- Rise in Treasury yields propels the dollar.
- Stocks on Wall Street lose steam in the run-up to the open.
The EUR / USD broke lower and fell to 1.2122 rapidly as various legs of the Treasury yield curve hit new highs in months. The rise in the dollar was widespread.
The 10-year rate on US bonds reached 1.42% driven by the dollar on the market. The dollar index (DXY) climbed to 90.32, reaching a two-day high.
The advance in yields comes despite the statements of Tuesday by Jerome Powell, the Fed chairman. Today he will also appear before a congressional committee to present on monetary policy and the economy.

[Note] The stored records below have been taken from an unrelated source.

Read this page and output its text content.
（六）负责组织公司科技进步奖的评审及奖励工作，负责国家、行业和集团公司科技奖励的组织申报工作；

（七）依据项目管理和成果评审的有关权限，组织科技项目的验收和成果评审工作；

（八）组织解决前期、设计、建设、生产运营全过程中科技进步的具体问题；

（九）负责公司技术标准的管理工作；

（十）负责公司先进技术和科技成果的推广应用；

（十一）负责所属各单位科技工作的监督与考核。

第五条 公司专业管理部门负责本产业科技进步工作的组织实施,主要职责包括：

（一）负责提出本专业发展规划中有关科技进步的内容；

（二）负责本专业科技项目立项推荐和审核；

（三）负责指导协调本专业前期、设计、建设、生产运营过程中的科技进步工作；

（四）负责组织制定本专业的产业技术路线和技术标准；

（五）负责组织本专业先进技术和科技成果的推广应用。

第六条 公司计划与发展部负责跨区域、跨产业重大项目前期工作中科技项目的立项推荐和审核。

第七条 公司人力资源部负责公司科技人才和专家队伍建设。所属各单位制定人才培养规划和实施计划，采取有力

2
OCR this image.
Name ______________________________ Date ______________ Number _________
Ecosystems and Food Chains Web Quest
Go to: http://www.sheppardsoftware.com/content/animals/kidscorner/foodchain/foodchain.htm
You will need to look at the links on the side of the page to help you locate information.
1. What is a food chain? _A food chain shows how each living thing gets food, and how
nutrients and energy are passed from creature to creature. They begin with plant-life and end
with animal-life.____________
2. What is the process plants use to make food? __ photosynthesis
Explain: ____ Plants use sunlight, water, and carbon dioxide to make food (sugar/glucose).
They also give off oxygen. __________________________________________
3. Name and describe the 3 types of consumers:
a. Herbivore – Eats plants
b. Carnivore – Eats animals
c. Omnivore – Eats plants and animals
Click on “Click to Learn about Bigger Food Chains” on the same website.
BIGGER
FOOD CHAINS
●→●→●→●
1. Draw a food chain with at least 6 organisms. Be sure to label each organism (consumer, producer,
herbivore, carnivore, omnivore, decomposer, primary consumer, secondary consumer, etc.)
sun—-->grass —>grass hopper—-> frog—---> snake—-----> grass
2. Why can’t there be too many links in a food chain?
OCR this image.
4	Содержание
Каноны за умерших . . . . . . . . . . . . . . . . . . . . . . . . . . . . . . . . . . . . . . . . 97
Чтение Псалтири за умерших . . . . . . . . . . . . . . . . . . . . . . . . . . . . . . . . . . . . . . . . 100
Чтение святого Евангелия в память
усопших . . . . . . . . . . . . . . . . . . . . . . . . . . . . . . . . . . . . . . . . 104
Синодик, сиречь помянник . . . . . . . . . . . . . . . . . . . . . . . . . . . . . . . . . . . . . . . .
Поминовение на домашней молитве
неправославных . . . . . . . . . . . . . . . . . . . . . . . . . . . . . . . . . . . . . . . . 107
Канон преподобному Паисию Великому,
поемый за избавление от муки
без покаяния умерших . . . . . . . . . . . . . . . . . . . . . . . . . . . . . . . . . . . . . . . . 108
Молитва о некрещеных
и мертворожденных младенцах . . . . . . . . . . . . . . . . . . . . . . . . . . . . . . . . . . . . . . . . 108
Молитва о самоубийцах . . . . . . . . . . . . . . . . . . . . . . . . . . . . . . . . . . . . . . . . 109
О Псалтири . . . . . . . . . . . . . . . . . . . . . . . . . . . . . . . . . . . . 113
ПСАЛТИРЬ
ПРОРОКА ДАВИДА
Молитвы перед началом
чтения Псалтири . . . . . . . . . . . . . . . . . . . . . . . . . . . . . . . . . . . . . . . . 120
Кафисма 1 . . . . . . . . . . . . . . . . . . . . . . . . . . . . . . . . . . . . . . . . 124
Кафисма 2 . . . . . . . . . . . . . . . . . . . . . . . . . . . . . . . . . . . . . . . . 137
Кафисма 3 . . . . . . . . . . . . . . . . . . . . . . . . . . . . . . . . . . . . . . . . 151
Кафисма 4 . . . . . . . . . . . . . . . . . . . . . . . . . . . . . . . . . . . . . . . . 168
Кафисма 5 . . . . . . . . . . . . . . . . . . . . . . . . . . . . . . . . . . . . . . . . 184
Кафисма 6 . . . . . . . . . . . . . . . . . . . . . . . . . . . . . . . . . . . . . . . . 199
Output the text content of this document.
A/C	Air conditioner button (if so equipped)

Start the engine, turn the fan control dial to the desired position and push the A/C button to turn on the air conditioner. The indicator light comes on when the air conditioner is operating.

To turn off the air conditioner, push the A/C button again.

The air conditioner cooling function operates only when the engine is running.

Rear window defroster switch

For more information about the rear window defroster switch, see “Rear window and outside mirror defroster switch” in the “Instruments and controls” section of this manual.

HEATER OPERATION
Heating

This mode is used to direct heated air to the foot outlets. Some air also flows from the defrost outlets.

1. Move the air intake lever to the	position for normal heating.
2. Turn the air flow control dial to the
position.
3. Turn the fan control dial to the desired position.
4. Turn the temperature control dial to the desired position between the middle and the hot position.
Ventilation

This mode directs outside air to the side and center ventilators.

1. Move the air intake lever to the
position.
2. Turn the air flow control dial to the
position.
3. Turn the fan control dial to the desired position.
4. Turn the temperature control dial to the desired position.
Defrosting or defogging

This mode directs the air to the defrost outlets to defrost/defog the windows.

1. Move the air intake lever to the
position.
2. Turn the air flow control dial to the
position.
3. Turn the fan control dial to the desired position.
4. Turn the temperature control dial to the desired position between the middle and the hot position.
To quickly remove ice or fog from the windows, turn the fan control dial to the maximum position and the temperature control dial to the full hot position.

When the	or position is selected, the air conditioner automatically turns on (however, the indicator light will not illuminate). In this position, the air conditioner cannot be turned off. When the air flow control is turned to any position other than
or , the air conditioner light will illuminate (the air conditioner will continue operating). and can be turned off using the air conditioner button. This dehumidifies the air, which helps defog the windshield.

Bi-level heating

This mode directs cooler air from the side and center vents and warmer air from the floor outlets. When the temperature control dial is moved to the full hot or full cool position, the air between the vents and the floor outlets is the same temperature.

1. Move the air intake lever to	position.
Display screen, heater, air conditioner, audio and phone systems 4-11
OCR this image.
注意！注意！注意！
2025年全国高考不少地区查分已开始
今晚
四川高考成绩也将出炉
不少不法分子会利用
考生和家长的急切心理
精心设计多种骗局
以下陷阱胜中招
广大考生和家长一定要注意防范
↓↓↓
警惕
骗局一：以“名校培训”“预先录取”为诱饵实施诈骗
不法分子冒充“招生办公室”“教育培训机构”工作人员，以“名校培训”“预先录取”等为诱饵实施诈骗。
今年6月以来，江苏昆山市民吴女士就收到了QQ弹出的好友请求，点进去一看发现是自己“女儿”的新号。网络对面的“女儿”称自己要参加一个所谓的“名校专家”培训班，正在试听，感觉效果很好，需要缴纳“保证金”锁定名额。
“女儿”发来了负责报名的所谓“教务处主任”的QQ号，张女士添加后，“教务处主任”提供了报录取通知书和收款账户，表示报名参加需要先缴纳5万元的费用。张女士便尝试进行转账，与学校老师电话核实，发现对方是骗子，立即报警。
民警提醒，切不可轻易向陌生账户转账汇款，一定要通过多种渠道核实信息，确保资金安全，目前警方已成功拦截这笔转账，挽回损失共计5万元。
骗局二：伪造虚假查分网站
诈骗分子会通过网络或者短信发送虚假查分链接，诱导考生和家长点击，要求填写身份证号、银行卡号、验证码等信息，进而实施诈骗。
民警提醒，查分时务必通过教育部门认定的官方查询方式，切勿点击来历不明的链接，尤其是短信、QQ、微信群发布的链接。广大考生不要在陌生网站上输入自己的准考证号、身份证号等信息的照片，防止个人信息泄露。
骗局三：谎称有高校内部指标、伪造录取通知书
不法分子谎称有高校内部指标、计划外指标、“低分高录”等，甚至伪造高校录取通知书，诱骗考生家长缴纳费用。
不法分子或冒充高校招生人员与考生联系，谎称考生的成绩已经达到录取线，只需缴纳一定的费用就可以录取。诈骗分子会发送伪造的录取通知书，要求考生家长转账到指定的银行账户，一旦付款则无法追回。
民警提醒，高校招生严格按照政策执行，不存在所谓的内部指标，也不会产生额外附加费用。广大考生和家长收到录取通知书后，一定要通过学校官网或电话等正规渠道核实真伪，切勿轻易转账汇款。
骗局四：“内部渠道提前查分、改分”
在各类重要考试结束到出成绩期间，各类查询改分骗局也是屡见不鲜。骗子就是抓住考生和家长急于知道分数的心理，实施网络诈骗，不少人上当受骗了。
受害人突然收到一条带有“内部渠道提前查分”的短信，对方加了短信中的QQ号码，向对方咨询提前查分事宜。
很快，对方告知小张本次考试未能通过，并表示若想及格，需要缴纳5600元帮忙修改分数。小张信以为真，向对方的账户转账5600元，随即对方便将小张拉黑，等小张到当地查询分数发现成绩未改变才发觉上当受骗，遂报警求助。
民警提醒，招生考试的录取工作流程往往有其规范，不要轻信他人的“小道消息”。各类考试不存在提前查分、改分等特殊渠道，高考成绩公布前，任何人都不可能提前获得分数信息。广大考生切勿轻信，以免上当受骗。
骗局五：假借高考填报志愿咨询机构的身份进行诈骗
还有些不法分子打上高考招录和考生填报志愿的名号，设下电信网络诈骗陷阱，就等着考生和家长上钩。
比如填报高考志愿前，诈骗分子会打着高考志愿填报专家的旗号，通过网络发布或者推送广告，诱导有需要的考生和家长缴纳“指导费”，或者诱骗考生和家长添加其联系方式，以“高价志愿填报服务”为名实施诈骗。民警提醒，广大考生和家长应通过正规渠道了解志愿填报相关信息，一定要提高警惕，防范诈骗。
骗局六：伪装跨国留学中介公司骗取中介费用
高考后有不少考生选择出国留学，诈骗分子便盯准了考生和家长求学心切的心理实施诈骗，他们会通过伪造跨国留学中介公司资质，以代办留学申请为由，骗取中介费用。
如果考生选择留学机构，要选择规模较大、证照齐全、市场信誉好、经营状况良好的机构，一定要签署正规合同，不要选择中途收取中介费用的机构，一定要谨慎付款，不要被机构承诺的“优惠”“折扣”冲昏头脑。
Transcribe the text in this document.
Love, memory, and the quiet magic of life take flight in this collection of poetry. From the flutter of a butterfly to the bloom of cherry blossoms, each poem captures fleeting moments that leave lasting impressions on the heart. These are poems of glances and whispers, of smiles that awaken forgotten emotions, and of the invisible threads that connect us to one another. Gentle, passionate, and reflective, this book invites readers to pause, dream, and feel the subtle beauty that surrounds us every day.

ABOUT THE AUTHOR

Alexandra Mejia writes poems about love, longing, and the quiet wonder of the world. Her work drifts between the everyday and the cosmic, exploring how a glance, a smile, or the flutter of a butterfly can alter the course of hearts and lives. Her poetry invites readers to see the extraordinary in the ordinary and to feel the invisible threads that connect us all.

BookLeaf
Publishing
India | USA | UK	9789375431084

On Wall Street, rising yields sent futures down moderately. In metals, both gold and silver lost ground. The rise in the dollar also occurred against emerging market currencies. The recent advance was not yet strong enough for the greenback to erase all losses.
EUR / USD technical outlook weakens
From a technical point of view, the short-term outlook for EUR / USD looks somewhat weak ahead. The pullback below 1.2150 put the price below the 20 mean on the 20 chart in four hours. A return above would change the tone.
In case of extending the decline, supports can be seen at 1.2110 and 1.2080. EUR / USD still unable to assert above 1.2150. A daily close clearly above would point to more gains.